Individual Compliances
| Structure | Normal Compliance |
|---|
| Lungs alone | ~200 mL/cm H₂O |
| Chest wall (thorax) alone | ~200 mL/cm H₂O |
| Lungs + thorax together | ~110 mL/cm H₂O |
Why the Combined Compliance Is Lower - The "Springs in Series" Concept
The lungs and thorax are mechanically coupled and act like two springs in series (not in parallel). For springs in series, the total compliance follows:
1/C(total) = 1/C(lungs) + 1/C(thorax)
Substituting:
1/C(total) = 1/200 + 1/200 = 2/200 → C(total) = 100 mL/cm H₂O
Experimentally, this works out to approximately 110 mL/cm H₂O - essentially half the compliance of the lungs alone. To inflate the total pulmonary system, almost twice as much pressure is needed compared to expanding the lungs alone (after removal from the chest cage).
- Guyton and Hall Textbook of Medical Physiology, p. 531
Measurement
Combined lung-thorax compliance is measured by forcing air into the lungs of a totally relaxed or paralyzed subject in small increments and recording pressure and volume at each step.

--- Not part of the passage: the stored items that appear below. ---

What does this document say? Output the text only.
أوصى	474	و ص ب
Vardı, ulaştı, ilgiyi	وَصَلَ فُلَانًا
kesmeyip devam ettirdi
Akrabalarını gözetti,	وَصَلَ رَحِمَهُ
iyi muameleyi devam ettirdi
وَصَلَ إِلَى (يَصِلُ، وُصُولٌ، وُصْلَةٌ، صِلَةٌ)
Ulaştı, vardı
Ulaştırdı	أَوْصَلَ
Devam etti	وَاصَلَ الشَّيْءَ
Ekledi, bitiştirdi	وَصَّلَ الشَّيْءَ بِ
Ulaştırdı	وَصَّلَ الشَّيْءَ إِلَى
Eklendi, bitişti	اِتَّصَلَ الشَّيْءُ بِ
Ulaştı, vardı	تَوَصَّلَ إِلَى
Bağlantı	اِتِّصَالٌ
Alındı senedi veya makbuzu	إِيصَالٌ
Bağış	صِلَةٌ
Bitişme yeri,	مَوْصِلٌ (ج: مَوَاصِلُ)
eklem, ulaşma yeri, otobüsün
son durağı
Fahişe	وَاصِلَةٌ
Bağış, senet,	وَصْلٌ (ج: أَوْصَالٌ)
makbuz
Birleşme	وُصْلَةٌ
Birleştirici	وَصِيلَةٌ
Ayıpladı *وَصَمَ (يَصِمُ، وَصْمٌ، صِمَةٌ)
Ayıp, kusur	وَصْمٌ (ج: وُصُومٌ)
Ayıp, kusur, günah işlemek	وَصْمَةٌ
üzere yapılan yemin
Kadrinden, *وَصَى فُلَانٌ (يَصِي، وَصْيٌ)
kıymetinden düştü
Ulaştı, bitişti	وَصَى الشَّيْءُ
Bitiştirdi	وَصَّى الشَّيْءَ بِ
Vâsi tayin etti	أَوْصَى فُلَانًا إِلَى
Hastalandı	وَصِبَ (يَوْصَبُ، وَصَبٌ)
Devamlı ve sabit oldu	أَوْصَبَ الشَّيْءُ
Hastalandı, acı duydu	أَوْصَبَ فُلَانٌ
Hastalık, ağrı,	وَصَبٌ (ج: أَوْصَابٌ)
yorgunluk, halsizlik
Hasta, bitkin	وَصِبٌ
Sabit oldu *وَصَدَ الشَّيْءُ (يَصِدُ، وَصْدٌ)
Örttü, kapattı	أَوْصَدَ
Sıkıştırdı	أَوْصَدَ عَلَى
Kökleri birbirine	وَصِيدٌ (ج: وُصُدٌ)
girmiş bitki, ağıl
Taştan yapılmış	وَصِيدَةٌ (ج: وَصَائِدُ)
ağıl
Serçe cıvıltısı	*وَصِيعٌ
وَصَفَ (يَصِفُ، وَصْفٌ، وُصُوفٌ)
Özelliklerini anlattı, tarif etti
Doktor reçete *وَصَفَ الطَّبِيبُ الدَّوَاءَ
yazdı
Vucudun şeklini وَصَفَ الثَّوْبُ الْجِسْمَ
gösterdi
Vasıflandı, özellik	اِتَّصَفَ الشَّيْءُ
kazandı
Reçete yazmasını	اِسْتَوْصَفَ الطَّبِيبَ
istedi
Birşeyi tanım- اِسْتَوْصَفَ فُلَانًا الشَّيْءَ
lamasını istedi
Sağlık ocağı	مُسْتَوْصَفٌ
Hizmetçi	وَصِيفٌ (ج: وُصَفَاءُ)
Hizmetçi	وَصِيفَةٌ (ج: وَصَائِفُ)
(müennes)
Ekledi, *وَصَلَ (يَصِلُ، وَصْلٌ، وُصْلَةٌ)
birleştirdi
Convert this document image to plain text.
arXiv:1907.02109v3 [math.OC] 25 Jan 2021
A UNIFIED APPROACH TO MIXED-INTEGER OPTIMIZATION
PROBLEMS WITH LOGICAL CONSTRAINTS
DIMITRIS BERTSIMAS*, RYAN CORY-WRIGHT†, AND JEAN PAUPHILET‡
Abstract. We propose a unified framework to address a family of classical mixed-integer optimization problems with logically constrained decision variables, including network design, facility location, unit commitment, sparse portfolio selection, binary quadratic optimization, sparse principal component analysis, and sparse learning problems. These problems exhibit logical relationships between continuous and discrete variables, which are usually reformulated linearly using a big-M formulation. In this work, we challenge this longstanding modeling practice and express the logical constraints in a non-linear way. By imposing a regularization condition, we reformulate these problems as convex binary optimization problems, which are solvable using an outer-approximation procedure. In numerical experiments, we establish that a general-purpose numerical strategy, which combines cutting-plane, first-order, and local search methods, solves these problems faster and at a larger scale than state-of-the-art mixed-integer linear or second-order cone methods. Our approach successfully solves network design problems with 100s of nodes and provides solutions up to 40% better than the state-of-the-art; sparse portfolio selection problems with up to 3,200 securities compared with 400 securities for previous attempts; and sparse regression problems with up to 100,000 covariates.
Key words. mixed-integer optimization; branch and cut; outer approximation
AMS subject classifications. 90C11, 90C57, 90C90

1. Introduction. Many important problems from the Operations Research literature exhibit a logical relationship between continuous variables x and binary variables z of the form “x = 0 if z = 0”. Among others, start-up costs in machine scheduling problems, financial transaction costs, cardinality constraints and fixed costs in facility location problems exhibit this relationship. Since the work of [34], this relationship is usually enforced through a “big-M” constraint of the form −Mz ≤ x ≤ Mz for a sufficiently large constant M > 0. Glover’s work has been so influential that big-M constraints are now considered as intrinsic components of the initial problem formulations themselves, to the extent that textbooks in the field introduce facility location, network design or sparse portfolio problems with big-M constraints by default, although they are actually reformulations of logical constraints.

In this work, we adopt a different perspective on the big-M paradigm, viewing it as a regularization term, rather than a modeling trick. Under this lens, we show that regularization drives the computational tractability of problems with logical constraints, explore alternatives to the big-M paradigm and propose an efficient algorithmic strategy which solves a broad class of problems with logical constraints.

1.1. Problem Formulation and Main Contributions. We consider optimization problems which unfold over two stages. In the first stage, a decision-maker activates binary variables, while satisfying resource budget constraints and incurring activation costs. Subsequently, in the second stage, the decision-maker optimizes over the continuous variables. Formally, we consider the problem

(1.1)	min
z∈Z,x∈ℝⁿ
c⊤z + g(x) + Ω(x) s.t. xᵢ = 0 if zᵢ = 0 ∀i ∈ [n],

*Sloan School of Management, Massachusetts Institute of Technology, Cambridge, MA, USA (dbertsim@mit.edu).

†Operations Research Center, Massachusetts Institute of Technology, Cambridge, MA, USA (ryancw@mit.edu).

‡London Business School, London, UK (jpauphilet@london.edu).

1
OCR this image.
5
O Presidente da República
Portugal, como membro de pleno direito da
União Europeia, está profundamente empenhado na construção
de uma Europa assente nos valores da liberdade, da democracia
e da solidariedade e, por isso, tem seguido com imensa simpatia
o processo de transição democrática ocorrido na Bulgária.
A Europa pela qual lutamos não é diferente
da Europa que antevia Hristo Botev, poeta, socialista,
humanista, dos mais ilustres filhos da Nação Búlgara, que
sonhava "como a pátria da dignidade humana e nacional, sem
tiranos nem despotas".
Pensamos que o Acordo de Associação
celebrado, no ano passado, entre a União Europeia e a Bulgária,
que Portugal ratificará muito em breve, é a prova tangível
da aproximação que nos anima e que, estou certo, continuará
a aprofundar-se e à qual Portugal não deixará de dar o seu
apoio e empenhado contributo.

The paralysis eliminates any active muscle contribution, ensuring you are measuring purely passive elastic properties.
The Coupling Mechanism: Pleural Pressure
The key to understanding why the two structures are mechanically coupled is the pleural space:
- The inward recoil of the lungs and the outward recoil of the chest wall act in opposite directions.
- At FRC (functional residual capacity), these two recoil forces are balanced, and pleural pressure is negative (approximately -3 to -4 cm H₂O).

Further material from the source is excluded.